De acordo com a literatura, o uso de processo educativo deve ser voltado para as necessidades do indivíduo, valorizando seus conhecimentos prévios e estimulando a busca pela compreensão do processo saúde doença. Isto para que o mesmo seja capaz de prevenir as possíveis complicações e fazer um tratamento adequado, participando de forma ativa, neste processo, sendo também responsável pela sua saúde e pelas decisões de mudança de estilo de vida ou não18.

Entende-se que cabe ao profissional da saúde ter a percepção de quando realizar os atendimentos em grupo ou individual, levando em conta a individualidade da demanda e as possibilidades do usuário.

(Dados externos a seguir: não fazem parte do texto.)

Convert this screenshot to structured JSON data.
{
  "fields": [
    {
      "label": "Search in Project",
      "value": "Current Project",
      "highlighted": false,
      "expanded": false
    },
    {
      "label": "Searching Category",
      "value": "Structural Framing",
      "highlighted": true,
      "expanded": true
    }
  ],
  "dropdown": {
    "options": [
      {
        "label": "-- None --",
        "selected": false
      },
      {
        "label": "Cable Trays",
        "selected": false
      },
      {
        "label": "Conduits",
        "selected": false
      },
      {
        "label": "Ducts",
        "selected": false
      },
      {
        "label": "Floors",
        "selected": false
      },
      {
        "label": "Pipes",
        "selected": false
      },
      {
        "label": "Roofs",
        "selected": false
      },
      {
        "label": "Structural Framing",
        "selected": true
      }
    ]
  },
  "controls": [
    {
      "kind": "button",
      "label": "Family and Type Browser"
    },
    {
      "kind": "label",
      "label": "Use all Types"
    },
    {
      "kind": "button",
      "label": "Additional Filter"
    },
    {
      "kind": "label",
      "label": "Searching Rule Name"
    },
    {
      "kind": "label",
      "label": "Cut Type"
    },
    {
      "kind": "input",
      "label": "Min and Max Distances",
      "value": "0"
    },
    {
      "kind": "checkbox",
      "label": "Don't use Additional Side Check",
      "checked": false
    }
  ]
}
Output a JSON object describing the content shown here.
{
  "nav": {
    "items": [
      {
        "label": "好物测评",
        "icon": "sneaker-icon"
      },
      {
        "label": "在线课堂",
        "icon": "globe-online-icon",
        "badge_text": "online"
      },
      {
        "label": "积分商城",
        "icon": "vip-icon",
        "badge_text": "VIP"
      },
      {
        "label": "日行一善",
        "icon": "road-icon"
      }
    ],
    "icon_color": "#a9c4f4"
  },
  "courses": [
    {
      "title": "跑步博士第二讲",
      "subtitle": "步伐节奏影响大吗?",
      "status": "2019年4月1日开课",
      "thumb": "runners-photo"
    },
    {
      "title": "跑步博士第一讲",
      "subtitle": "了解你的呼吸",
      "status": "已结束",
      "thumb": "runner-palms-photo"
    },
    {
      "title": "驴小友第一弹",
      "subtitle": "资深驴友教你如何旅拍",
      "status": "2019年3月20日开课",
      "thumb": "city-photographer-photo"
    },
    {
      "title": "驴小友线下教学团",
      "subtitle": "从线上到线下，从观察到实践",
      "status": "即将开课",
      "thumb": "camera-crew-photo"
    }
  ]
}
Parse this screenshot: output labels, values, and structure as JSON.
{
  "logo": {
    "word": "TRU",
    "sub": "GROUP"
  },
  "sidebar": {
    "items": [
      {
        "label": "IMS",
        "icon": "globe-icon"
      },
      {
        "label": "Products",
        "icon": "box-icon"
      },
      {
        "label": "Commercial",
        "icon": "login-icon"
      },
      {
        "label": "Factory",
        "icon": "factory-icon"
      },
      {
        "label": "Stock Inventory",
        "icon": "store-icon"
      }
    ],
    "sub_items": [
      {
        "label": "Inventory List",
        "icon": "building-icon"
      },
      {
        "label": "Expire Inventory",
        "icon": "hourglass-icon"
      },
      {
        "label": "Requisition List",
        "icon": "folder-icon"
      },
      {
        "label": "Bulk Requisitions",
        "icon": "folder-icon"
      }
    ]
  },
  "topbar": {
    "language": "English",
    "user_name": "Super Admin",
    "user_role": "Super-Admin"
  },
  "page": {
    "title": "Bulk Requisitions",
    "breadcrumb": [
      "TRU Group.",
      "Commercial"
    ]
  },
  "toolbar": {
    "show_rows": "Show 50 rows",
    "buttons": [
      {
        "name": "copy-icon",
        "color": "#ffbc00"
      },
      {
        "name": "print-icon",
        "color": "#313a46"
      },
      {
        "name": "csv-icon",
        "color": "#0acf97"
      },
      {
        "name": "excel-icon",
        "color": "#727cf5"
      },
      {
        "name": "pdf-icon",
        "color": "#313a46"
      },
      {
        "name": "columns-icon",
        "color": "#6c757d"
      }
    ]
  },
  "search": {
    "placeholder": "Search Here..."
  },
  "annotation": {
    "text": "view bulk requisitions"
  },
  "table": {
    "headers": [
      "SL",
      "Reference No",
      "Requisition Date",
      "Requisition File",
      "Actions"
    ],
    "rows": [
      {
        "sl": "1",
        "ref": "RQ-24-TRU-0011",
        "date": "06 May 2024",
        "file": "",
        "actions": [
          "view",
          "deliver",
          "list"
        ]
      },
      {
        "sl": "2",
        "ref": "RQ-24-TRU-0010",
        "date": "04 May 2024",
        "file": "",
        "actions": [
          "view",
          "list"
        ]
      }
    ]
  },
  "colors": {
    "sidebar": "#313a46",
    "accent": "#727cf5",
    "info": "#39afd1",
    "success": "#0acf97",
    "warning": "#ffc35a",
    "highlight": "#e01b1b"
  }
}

Uma forma de facilitar esta participação poderá ser o oferecimento desta modalidade de assistência em horário alternativo, que facilite o acesso desses homens, principalmente pelo fato de terem demonstrado interesse em participar, como observado no DSC 4.

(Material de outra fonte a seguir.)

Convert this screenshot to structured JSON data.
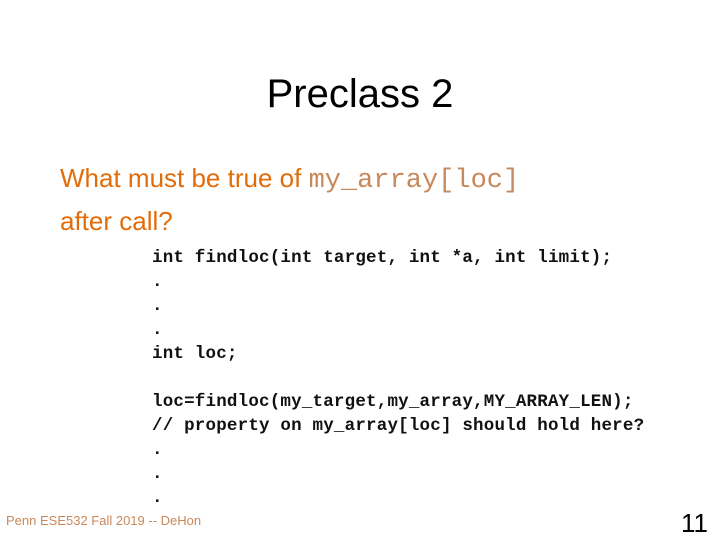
{
  "slide": {
    "title": "Preclass 2",
    "question": {
      "prefix": "What must be true of ",
      "code": "my_array[loc]",
      "suffix": "after call?"
    },
    "code_lines": [
      "int findloc(int target, int *a, int limit);",
      ".",
      ".",
      ".",
      "int loc;",
      "",
      "loc=findloc(my_target,my_array,MY_ARRAY_LEN);",
      "// property on my_array[loc] should hold here?",
      ".",
      ".",
      "."
    ],
    "footer": "Penn ESE532 Fall 2019 -- DeHon",
    "page_number": "11"
  }
}
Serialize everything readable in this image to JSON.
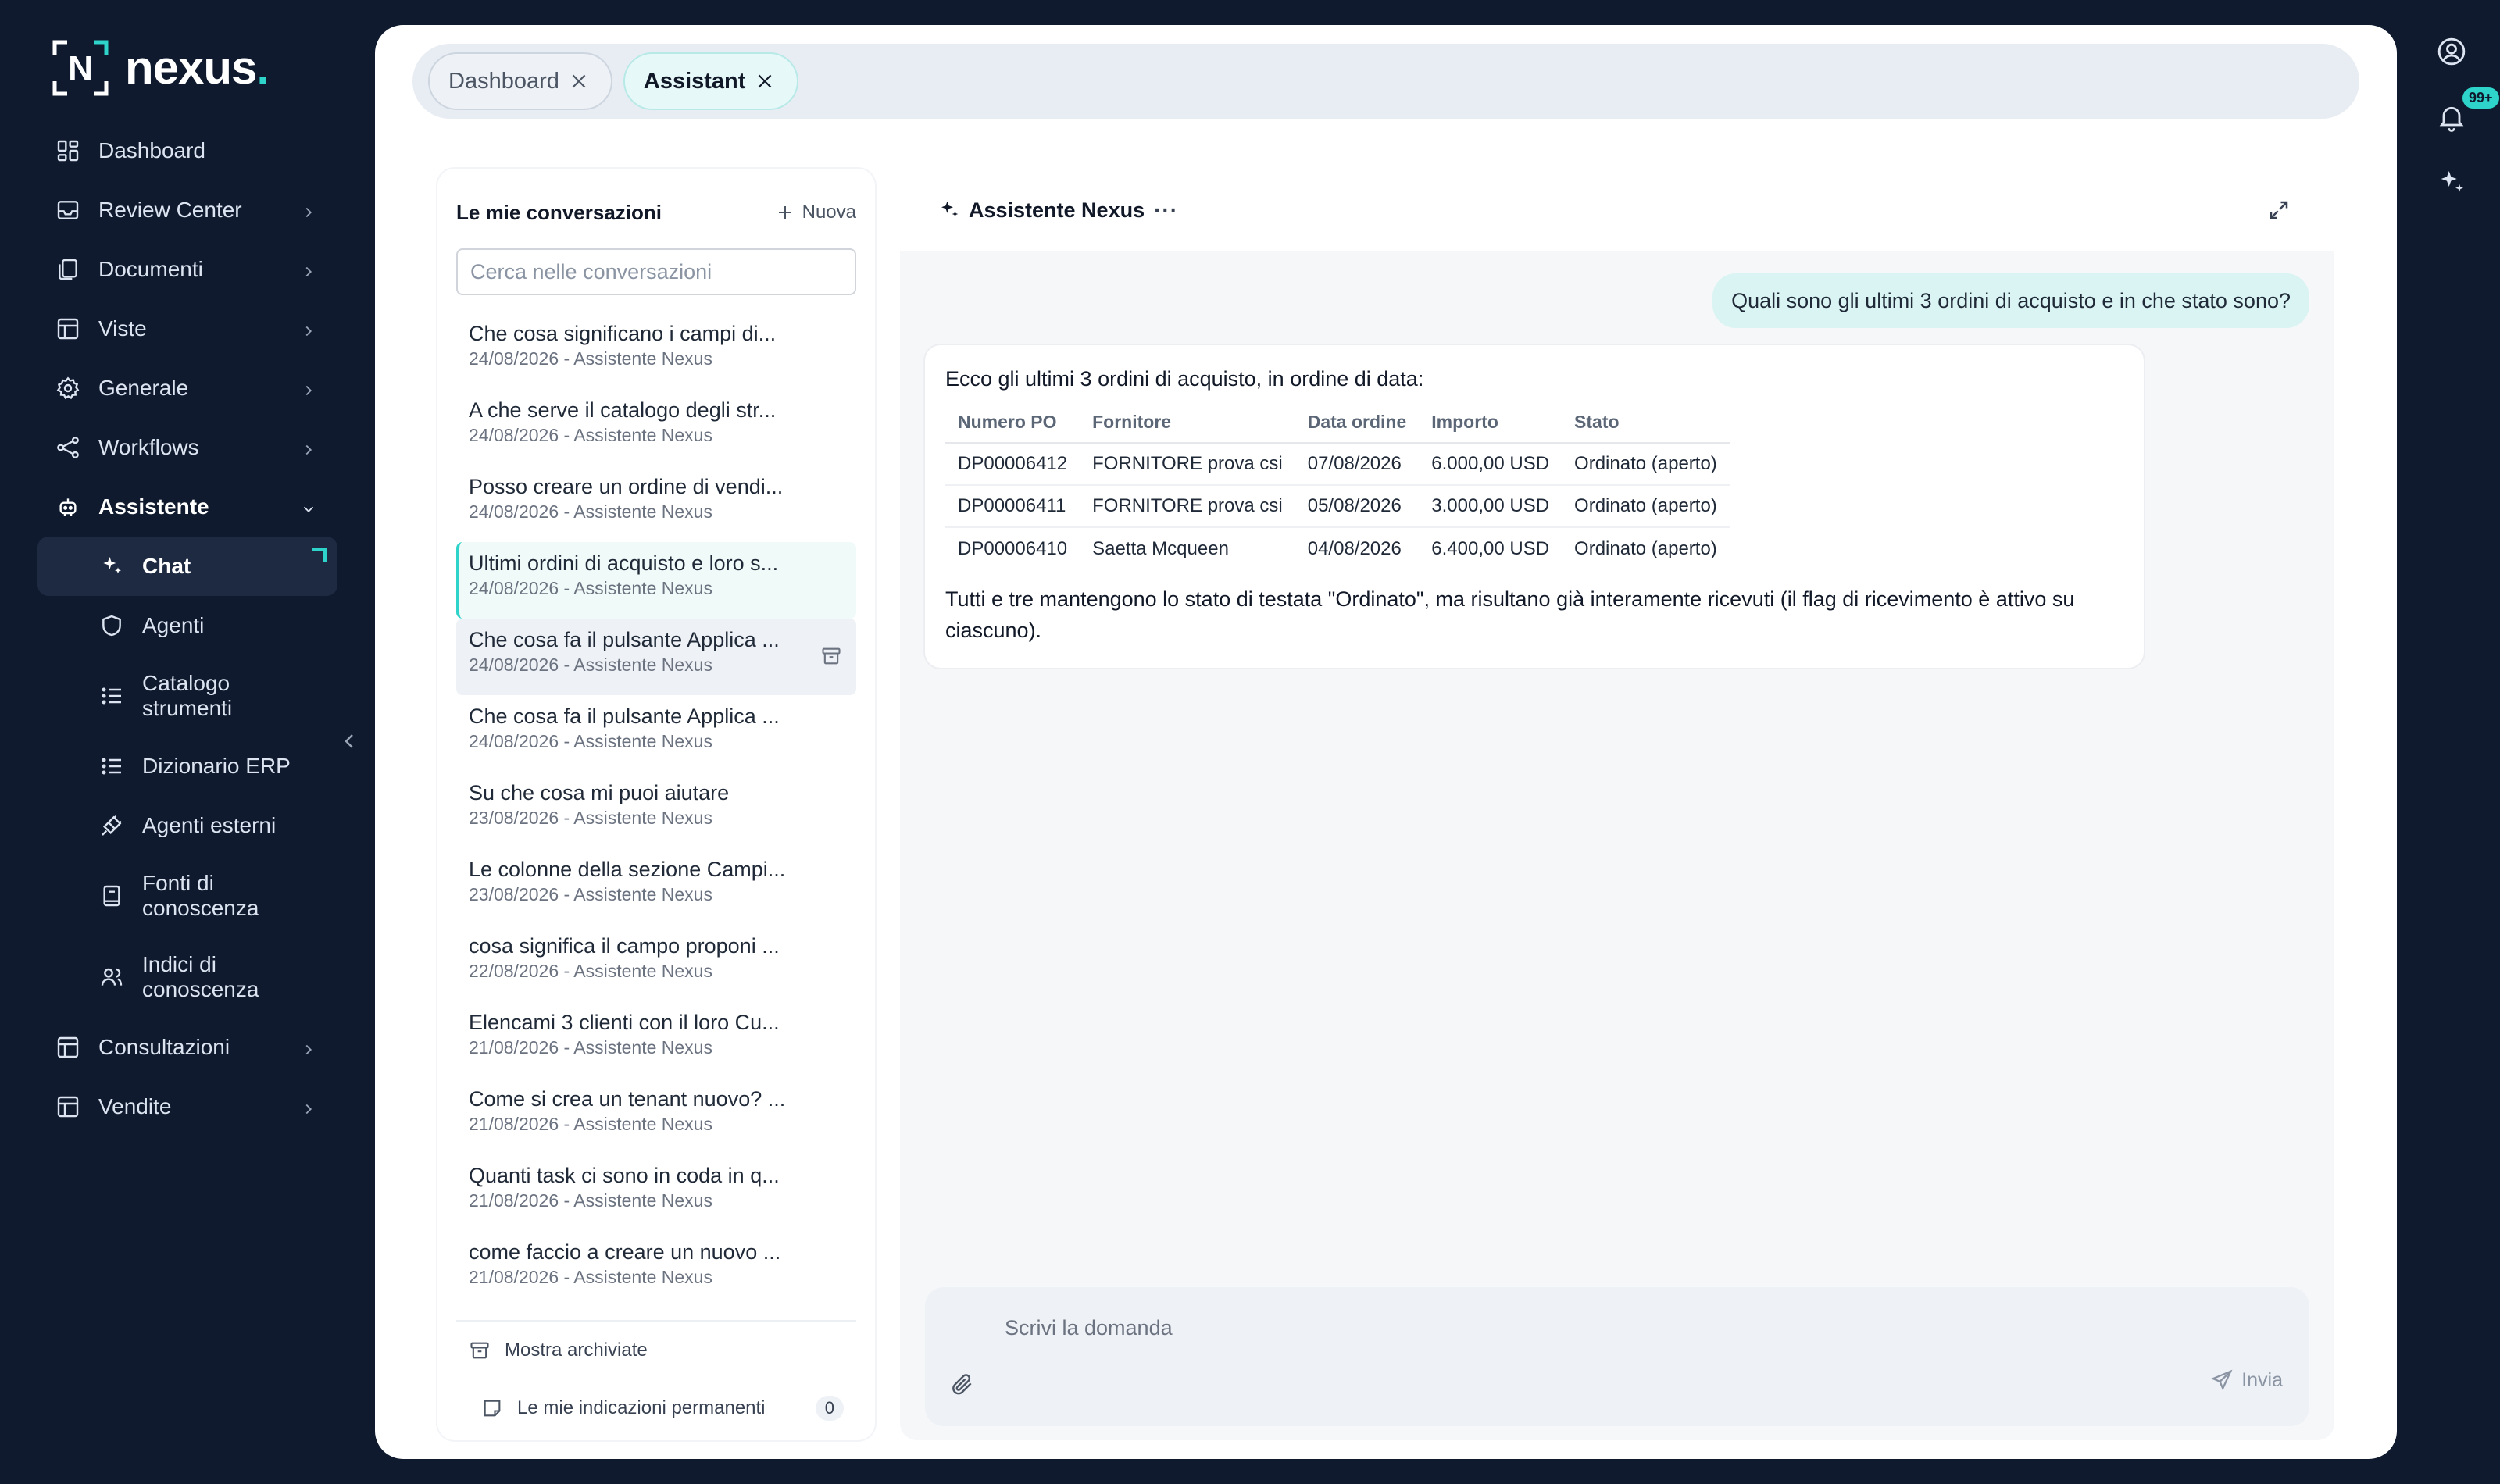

Assim, como neste serviço, estratégias inovadoras de saúde pública com os homens, formadas por uma compreensão do gênero, estão sendo desenvolvidas, permitindo, de maneira bem sucedida e criativa, envolver os homens em atividades de promoção de saúde18.

Ao se comparar os homens jovens com os idosos, estes últimos procuram mais cuidar de sua própria saúde, devido a doenças já instaladas. A promoção e prevenção continuam sendo os principais aspectos da saúde masculina que necessitam ser explorados, devendo ser estimuladas em todas as idades.

CONSIDERAÇÕES FINAIS

A saúde do homem vem ganhando destaque, de forma tímida, mas algumas iniciativas dos órgãos federais têm demonstrado a importância de se estudar e pensar em estratégias que tenham como foco o gênero masculino.

Ao buscar a compreensão de homens frente aos cuidados com sua saúde, este trabalho traz comportamentos um pouco diferentes do esperado em relação aos homens, conforme a literatura apresentada, pois os discursos que emergiram de suas falas refletem indivíduos que usam o serviço de saúde, são assíduos e se preocupam em seguir as recomendações dos profissionais. Traz a prática de hábitos saudáveis, como alimentação adequada com redução de gorduras e aumento da ingestão de verduras, realização de exercícios físicos, comportamentos que contribuem para o controle de doenças crônicas já presentes na vida deles.

Em relação à participação nas atividades de atendimento oferecidas pelo serviço, os participantes referiram que o atendimento individual foi o mais utilizado. Alguns demonstraram disponibilidade e interesse em participar de outras estratégias, como a de grupo. Outros, porém, referiram dificuldades para organizarem seus compromissos de trabalho, visto que atividades em grupos, na opinião deles, tomam mais tempo.

Acredita-se que esse interesse em participar da estratégia em grupo mencionado por eles, deve ser utilizado pelo serviço como uma oportunidade de intensificar uma iniciativa que já está sendo colocada em prática: o atendimento em grupo para homens que procuram o serviço. Este grupo foi criado pela alta demanda de casos novos ocorridos na unidade do estudo, constituída por usuários do gênero masculino que estavam afastados da unidade por abandono do tratamento, por casos novos de indivíduos pertencentes à área ou transferidos de outras áreas de abrangência. Este grupo vem funcionando como um espaço de acolhimento e escuta de problemas de diversas esferas, bem como para reintegrar esses indivíduos junto ao serviço de saúde. A flexibilidade de horários fora dos convencionais poderá aumentar esta participação, visto que esta unidade já oferece alguns atendimentos noturnos, o que não traria grandes dificuldades, principalmente, em relação a recursos humanos e seria um facilitador para incentivar estes indivíduos.

Quanto ao descompasso dos achados com os da literatura, já que, principalmente, as dificuldades que o homem tem em cuidar de sua saúde não apareceram neste grupo, talvez tenha relação com as questões norteadoras da entrevista, devendo esta temática ser mais explorada com outras pesquisas. Outro aspecto que deve ser considerado é o de se fazer uma avaliação da trajetória destes homens dentro desta unidade de saúde, com base nos registros de seus prontuários. Avaliar a participação deles neste grupo já existente, certamente, trará contribuições para as questões da saúde neste gênero.